Vice Principals (2016 – 2017)
Yet another show from Danny McBride and Jody Hill, I was a little lukewarm to season one. However, season two turned things around in a big way, and Vice Principals has one of the most shocking series finales I’ve ever seen in a comedy. There was a moment where I literally burst out, “Holy shit!” during those final thirty minutes. The series follows Neal Gamby & Lee Russell, the vice-principals at North Jackson High School. Their principal has retired, and his replacement, Dr. Belinda Brown, can see through the brown-nosing of Russell and the overly tough persona of Gamby. The two men can’t stand the changes she’s making and decide to sabotage her. By the end of the series, there has been a house fire, multiple shootings, a tiger on the loose, and more signature over the top hijinks. If you saw Eastbound & Down, McBride & Hill’s previous HBO venture, then you know the style of humor being offered up here. However, I would argue that the story is a bit more grounded but still willing to shock the audience.

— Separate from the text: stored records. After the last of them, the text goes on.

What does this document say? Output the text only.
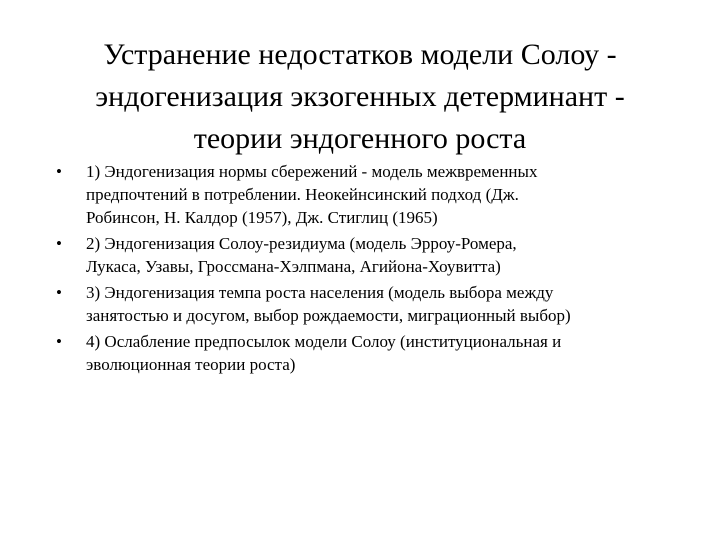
Устранение недостатков модели Солоу -
эндогенизация экзогенных детерминант -
теории эндогенного роста
•	1) Эндогенизация нормы сбережений - модель межвременных
предпочтений в потреблении. Неокейнсинский подход (Дж.
Робинсон, Н. Калдор (1957), Дж. Стиглиц (1965)
•	2) Эндогенизация Солоу-резидиума (модель Эрроу-Ромера,
Лукаса, Узавы, Гроссмана-Хэлпмана, Агийона-Хоувитта)
•	3) Эндогенизация темпа роста населения (модель выбора между
занятостью и досугом, выбор рождаемости, миграционный выбор)
•	4) Ослабление предпосылок модели Солоу (институциональная и
эволюционная теории роста)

Channel Zero (2016 – 2018)
Horror saw a pretty decent boom and slight bust on television in the 2010s. My favorite program of them all was this SyFy program. Creator Nick Antosca decided to take creepypasta/NoSleep, horror stories written and shared online, and develop them into mini-series seasons. Season one opens with Candle Cove, and the entire tone of the show is pitch-perfect. Instead of going after jumpscares, Antosca hired directors who would focus on building atmosphere and creating slow-burn horror. This is an ideal fit for the stories being told, and season two was even better than the first. Season two used “No End House” as its jumping-off point, while season three took the basics from a NoSleep story to create “Butcher’s Block.” The second and third seasons are my favorites, and they both have very different tones and creative choices. Season four was good, titled “The Dream Door,” but by that time, the series was canceled. As of now, there are no plans to continue the show in a different venue, but I highly recommend you check out a season or two.

The O.A. (2016 – 2019)
The O.A. left us too soon, as is Netflix’s bizarre policy of ending most shows after a second season because internals show third seasons and on don’t garner new subscribers. The OA begins with Prairie Johnson, a blind woman who has been missing for seven years. She shows up in a viral video online and is returned to the parents who adopted her when she was a little girl. But, she’s no longer blind, and doctors can’t seem to find an explanation for this. As Prairie adjusts to life back in her Michigan suburb, she befriends some local high school students and eventually tells them her story. What unfolds is a cosmic, transcendent narrative that has these kids and one of their teachers questioning the very fabric of reality. Season two got even wilder and promised to go to deeper and more profound places…but then Netflix canceled the show. It’s still there, incomplete, but as we learned with Twin Peaks, unfinished things that are very good are still worth your time and examination.